Aku menarik nafas. Bung Hatta diam. Tak ada senyum di wajahnya

Angku Hatta. Harga apa saja di Indonesia naik semua, kecuali satu.

Harga nyawa. Nyawa murah dan luar biasa jatuh nilainya. Di setiap demo

orang mati. Tahanan polisi gampang mati. Pencuri motor dibakar mati.

Anak-anak sekolah belasan tahun dalam tawuran, tanpa rasa salah dengan

ringan membunuh temannya lain sekolah. Mahasiswa senior yang garang

menggasak, menggampar, menyiksa juniornya sampai mati. Tahun depan

pembunuhan di kampus lain di ulang lagi. Dendam dipelihara dan

diturunkan"

Sesak nafasku. Bung Hatta diam. Matanya merenung jauh.

Alkohol, nikotin, judi, madat, putau, ganja dan sabu-sabu telah meruyak

dan mencengkeram negeri kita, mudah dibeli di tepi jalan, di sekolah, di

mana-mana. Indonesia telah menjadi sorga pornografi paling murah di

dunia. Dengan uang sepuluh ribu anak SLTP dengan mudah bisa membeli VCD

coitus lelaki-perempuan kulit putih 60 menit, 6 posisi dan 6 warna.

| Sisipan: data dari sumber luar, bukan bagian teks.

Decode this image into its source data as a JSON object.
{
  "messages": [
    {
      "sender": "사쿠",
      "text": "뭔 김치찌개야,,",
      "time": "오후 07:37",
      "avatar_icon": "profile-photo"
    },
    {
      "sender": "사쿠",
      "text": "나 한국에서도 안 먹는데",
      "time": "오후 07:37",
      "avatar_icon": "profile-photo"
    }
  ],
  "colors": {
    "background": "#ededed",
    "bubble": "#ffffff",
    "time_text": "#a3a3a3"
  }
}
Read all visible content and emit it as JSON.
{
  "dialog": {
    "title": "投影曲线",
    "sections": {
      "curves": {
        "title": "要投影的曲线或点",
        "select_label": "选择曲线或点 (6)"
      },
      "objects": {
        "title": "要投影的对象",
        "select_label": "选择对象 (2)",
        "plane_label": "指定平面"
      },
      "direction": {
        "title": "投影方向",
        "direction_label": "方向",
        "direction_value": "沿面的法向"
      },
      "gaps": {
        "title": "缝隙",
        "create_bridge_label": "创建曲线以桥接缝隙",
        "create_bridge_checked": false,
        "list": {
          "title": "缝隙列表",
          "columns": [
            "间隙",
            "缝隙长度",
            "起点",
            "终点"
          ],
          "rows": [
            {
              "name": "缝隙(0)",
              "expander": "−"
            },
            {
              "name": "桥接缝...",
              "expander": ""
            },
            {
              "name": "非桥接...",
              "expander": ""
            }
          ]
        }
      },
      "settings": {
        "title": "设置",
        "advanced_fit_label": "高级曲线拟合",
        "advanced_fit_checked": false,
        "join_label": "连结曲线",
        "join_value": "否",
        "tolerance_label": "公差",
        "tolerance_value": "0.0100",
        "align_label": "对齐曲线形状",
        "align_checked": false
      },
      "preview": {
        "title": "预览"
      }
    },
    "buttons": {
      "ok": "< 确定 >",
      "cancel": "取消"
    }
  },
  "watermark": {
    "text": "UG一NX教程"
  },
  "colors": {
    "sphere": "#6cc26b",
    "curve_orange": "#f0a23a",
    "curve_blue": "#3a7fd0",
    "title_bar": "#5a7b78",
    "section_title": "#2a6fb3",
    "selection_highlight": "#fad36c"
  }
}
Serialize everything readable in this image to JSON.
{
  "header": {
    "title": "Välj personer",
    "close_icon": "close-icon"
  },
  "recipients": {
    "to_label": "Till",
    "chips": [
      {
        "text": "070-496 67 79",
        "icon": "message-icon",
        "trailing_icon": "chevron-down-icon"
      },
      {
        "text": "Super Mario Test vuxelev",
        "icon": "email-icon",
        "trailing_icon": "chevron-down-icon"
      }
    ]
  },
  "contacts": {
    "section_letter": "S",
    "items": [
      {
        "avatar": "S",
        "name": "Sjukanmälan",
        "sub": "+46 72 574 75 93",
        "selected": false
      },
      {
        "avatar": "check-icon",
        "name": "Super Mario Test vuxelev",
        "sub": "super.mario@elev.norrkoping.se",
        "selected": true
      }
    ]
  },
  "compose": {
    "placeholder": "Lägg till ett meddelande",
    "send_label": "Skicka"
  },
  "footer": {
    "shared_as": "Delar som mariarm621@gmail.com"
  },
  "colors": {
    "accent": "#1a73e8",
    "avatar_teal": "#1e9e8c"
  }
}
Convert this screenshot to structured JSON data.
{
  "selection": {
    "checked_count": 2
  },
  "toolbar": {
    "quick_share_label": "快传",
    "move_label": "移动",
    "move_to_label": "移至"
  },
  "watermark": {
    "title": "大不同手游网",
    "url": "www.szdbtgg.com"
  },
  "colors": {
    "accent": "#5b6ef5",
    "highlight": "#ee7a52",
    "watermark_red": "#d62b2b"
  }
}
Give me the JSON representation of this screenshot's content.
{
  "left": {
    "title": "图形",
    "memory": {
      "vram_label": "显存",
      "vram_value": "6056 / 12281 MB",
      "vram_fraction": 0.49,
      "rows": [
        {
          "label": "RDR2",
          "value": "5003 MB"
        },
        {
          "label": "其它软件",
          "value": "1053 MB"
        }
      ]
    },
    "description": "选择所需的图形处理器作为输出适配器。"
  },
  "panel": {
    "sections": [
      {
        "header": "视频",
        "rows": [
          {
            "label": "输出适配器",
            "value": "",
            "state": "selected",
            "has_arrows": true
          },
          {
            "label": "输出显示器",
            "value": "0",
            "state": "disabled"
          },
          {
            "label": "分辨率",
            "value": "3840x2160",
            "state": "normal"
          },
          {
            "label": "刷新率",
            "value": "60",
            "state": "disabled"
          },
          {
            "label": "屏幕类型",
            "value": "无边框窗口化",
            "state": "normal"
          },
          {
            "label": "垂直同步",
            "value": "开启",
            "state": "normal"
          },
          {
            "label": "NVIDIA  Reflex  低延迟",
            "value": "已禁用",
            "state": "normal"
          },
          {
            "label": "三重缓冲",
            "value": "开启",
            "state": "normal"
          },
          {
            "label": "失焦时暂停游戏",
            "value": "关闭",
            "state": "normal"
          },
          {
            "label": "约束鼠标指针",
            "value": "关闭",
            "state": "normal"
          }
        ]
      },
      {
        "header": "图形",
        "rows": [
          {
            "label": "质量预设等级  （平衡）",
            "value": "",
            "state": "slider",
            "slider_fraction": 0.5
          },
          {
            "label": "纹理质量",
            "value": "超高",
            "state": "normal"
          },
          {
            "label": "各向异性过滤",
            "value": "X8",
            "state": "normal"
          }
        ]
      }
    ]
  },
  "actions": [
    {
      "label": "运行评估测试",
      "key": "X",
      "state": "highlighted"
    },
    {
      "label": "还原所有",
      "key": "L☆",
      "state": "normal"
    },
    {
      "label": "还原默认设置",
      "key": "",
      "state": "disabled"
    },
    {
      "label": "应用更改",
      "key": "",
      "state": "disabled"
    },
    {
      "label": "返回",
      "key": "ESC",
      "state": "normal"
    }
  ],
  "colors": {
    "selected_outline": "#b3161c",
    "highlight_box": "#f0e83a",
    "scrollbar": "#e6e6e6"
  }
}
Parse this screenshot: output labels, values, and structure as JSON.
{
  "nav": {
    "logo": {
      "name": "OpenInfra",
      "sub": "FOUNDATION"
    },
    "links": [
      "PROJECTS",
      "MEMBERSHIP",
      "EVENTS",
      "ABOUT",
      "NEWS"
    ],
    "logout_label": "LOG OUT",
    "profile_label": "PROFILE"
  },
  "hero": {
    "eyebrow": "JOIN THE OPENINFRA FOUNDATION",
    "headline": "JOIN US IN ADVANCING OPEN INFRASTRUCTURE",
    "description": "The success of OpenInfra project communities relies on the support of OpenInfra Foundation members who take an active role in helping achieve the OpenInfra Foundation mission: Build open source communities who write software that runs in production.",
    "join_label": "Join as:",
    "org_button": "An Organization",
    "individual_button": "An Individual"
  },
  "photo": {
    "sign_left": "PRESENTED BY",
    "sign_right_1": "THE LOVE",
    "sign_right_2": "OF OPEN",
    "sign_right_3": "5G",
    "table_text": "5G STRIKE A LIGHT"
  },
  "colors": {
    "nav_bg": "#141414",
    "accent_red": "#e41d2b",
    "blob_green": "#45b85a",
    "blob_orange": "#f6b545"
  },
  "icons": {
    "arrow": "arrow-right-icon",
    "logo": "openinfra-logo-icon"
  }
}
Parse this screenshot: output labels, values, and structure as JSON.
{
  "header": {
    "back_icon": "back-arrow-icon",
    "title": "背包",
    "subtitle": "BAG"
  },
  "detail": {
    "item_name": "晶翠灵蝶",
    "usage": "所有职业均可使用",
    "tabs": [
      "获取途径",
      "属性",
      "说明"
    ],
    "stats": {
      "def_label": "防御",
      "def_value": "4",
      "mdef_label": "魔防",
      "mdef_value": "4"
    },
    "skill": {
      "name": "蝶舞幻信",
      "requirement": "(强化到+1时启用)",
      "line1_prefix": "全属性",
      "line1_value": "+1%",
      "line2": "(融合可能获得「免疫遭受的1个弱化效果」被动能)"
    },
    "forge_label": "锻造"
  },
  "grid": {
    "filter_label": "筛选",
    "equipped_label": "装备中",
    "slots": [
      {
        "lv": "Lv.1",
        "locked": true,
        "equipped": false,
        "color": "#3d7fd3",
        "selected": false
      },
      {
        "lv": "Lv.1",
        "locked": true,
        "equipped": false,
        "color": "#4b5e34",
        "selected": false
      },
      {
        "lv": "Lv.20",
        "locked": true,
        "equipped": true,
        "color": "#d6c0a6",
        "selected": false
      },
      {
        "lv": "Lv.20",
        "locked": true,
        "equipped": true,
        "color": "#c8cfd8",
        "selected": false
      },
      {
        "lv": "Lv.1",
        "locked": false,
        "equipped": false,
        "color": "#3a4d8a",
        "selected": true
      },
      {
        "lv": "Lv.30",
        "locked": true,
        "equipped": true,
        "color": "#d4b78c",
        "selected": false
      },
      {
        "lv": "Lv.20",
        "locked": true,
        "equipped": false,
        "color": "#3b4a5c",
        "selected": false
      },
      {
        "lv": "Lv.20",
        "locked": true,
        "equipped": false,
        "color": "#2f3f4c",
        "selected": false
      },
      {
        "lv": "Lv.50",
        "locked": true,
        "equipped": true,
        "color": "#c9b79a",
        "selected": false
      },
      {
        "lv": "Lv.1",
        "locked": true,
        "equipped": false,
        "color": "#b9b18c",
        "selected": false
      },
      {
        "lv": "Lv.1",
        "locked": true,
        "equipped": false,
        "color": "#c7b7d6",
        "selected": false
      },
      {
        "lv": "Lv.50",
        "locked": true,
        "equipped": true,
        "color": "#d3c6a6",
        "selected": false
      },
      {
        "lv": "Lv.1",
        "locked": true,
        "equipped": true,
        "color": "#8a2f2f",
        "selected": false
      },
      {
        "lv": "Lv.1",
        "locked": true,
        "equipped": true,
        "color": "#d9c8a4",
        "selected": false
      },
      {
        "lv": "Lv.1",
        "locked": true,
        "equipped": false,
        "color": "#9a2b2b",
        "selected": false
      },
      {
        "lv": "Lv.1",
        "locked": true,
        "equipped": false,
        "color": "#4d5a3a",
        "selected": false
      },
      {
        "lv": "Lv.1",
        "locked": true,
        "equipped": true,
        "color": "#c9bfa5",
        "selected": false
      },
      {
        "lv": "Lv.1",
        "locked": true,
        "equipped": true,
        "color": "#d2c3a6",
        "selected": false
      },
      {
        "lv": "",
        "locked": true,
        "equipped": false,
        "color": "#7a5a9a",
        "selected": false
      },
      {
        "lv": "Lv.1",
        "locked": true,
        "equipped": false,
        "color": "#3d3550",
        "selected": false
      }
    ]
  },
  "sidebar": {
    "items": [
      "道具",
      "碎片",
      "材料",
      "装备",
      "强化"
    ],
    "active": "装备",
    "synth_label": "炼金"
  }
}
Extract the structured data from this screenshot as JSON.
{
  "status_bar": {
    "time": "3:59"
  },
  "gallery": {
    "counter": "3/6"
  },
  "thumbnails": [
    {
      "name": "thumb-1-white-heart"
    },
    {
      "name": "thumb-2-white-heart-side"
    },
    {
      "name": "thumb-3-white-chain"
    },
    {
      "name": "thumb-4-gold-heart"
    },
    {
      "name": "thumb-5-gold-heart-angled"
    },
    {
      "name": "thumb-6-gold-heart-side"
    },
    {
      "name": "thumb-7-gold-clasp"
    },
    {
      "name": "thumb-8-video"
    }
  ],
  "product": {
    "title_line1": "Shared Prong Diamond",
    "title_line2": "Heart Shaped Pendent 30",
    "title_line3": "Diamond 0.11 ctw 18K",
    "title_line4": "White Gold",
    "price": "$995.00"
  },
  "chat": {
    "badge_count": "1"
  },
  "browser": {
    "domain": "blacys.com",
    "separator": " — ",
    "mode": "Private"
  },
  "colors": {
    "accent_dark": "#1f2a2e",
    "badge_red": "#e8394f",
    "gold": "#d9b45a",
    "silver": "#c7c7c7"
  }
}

Anak-anak SD membaca komik cabul dari Jepang. Di televisi peselingkuhan

dianjurkan dan diajarkan."

Gelombang hidup permisif, gaya serba boleh ini melanda penulis-penulis pula.

Penulis-penulis perempuan, muda usia, berlomba mencabul-cabulkan karya,

asyik menggarap wilayah selangkang dan sekitarnya dan kompetisi Gerakan

Syahwat Merdeka. Betapa tekun mereka melakukan rekonstruksi dan

dekonstruksi daftar instruksi posisi syahwat selangkangan abad 21 yang

posmo perineum ini.

Dari uap alkohol, asap nikotin dan narkoba, dari bau persetubuhan liar

20 juta keeping VCD biru, dari halaman-halaman komik dan buku cabul

menyebar hawa lendir yang mirip aroma bangkai anak tikus terlantar tiga

hari di selokan pasar desa ke seluruh negeri.

Aku melihat orang-orang menutup hidung dan jijik karenanya. Jijik. Malu

aku memikirkannya"

Jan aku tenan isin sakpore, sakpore, isin buanget dadi wong Indonesia,

Lek asane dadi nak Indonesia,

Masiripka mancaji to Indonesia,

Jelema Indonesia? Eraeun urang, eraeun,

Malu ambo, sabana malu jadi urang Indonesia,!(*)

Malu aku jadi orang Indonesia.

(*) Bahasa Jawa, Bali, Bugis, Sunda dan Minangkabau.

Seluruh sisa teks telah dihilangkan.